The University of Maryland equine breeding program is on hiatus until a more sustainable funding model can be developed.

Credit: Thinkstock The University of Maryland equine breeding program will be selling its herd.

The Equine Studies Program at the University of Maryland announced that it is placing the equine breeding program on hiatus until a more sustainable funding model can be developed.

Dr. Amy Burk, coordinator for the program, said, “I am very proud of what the program helped achieve in the last five years, including the training of our hard-working students and the quality of the horses we produced.” 
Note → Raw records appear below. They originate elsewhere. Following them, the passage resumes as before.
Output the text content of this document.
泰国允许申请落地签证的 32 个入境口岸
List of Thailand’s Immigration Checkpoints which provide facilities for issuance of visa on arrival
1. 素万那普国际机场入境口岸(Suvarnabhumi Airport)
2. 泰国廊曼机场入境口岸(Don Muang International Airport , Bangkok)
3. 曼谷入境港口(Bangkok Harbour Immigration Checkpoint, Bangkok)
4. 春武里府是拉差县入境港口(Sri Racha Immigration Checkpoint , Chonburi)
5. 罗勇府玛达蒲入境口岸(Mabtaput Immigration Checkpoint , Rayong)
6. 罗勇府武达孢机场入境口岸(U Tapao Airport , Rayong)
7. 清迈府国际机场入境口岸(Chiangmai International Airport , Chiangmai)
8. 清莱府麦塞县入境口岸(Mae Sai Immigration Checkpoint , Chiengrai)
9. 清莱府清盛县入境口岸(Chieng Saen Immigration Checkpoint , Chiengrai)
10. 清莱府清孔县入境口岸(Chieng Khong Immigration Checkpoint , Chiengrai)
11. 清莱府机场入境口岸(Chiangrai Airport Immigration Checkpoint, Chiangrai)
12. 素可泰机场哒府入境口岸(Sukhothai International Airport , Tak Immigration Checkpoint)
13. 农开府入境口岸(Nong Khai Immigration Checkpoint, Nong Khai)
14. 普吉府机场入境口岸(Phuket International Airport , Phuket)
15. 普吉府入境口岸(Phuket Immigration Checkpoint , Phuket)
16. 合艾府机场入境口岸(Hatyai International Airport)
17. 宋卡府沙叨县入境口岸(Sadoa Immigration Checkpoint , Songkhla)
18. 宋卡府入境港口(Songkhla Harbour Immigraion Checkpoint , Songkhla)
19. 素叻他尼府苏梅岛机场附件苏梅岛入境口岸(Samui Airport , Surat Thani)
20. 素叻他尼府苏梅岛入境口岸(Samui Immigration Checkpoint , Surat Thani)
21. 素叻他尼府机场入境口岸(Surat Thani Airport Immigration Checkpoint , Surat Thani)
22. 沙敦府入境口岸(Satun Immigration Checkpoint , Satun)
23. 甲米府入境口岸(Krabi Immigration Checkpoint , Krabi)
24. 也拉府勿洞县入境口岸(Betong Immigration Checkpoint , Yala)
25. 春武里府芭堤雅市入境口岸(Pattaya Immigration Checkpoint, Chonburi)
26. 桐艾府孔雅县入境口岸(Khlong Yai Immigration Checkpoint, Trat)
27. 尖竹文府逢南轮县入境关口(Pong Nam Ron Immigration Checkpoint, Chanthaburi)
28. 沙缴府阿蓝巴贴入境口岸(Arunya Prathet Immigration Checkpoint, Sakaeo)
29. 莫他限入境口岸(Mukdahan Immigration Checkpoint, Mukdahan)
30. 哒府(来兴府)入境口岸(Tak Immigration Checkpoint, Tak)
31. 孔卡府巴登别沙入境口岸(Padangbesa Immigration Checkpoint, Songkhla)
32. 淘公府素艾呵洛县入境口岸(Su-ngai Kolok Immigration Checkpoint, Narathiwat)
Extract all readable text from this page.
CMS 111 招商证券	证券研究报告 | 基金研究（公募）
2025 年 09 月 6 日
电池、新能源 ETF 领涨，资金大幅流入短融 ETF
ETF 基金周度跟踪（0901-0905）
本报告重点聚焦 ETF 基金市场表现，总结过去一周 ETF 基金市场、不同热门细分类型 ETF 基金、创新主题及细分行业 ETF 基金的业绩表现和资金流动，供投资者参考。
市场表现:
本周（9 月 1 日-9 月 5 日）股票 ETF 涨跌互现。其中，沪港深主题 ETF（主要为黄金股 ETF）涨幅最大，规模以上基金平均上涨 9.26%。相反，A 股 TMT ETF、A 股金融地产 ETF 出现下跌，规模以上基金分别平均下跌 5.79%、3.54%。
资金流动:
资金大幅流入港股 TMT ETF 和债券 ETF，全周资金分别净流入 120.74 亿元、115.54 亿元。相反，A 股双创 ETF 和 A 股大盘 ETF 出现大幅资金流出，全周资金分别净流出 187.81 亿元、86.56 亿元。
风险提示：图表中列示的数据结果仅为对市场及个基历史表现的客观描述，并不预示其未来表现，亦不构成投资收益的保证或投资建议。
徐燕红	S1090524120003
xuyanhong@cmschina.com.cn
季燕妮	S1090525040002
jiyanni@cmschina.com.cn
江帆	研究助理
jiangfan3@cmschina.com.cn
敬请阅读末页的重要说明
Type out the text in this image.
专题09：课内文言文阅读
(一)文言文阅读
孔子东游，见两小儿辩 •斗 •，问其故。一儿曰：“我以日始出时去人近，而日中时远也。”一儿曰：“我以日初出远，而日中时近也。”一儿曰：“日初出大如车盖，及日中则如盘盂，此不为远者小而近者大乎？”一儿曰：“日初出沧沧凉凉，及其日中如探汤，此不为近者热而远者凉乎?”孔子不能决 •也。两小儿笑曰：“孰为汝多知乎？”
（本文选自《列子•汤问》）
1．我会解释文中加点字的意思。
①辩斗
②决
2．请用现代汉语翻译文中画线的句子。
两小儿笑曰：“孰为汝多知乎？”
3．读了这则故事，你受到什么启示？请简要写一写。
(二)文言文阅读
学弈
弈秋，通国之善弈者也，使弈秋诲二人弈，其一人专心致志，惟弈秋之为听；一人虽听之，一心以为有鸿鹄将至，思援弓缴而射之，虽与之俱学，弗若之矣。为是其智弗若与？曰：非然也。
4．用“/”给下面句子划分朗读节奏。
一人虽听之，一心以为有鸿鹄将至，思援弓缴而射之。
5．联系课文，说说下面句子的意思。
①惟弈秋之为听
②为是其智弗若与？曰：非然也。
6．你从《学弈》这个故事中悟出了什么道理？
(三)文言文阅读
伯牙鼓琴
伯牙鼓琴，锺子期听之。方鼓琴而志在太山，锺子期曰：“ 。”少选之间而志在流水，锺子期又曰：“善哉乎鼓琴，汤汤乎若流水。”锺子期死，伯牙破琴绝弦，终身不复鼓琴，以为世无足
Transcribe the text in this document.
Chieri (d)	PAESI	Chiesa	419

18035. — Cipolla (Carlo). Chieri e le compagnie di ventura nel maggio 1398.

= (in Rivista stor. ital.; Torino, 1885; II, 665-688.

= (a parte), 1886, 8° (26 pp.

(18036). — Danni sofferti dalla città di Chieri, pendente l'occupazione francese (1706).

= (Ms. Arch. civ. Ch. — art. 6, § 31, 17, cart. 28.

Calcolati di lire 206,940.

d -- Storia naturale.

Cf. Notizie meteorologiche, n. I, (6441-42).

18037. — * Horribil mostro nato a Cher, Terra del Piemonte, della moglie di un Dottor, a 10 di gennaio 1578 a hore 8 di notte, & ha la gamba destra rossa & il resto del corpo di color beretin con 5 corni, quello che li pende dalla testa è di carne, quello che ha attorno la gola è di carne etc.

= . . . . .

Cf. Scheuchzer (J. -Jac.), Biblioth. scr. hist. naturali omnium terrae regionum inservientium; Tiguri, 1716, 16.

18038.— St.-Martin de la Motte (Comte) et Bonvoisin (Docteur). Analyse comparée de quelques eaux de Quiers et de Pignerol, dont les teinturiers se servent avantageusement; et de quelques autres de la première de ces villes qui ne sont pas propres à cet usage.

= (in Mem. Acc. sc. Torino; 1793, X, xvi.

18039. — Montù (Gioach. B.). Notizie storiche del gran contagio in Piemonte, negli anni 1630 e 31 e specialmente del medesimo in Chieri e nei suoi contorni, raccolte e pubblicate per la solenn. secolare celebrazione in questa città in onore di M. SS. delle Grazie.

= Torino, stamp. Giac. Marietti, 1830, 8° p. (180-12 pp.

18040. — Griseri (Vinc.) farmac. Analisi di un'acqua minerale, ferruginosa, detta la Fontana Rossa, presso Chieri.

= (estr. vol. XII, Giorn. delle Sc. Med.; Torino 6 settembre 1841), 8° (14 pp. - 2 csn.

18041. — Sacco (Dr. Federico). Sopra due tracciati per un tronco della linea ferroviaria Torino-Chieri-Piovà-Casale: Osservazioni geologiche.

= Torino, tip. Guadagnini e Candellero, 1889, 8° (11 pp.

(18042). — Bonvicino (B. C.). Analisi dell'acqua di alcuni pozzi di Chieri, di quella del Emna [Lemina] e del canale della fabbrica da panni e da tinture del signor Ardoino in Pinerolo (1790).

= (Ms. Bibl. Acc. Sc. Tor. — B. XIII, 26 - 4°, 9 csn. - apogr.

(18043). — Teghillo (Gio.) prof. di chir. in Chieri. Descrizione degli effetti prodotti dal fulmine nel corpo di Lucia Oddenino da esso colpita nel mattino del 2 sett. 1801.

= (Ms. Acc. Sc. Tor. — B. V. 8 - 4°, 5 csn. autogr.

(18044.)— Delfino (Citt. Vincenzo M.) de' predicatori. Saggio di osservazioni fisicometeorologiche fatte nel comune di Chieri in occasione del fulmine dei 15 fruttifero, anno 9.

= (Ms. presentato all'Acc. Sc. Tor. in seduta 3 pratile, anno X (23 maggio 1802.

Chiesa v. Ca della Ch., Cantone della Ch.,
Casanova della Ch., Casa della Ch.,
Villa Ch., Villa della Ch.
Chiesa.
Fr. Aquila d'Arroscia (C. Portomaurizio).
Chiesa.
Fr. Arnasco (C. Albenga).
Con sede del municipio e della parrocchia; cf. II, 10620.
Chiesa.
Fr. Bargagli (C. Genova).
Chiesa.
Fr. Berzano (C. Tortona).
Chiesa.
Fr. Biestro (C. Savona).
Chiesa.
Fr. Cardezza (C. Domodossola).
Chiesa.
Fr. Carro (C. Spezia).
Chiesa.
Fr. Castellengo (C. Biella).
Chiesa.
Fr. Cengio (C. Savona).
The program trained over 80 students in equine breeding and sales and helped students land jobs in the breeding industry in both Maryland and Kentucky. “When several of our students started working for Ashford Stud in Kentucky and several farms here in Maryland, I knew we were doing something right”. Ashford Stud is home to Triple Crown Winner American Pharoah. “Unfortunately, expensive programs like these take a toll on University resources. I think the hiatus will give us some much needed time to work with our industry stakeholders to identify patrons and improve our bloodstock” she added.

Since the start of the program in 2013, it has produced 5 racehorses that have collectively earned nearly $100k including one that placed in the Maryland Juvenile Stakes on Maryland Million Day. Just recently as Labor Day, the program saw another winner with the 2-yr old colt, Fearless Terp (Nicanor – Daylight Lassie, Seeking Daylight) who won in front of a packed crowd at the Timonium State Fairgrounds.

The program will be selling its current herd of horses as part of the wind down. Offered for sale will be Thoroughbred weanlings by Jump Start, Golden Lad, and Mosler and Thoroughbred mares in foal to Friesan Fire, Great Notion, and Golden Lad. In their place, the University hopes to secure two privately-owned pregnant broodmares that students will foal out on campus as part of the equine reproduction class. 

Burk added, “While we won’t have the training and sales preparations as part of the program, I’m hopeful that field trips and additional internships will fill that void.” 

The Equine Studies Program is thankful for the steadfast support of the Maryland Horse Breeders Association, many generous individuals, Fasig-Tipton, and especially the stallion owners and farms that donated breeding seasons and broodmares.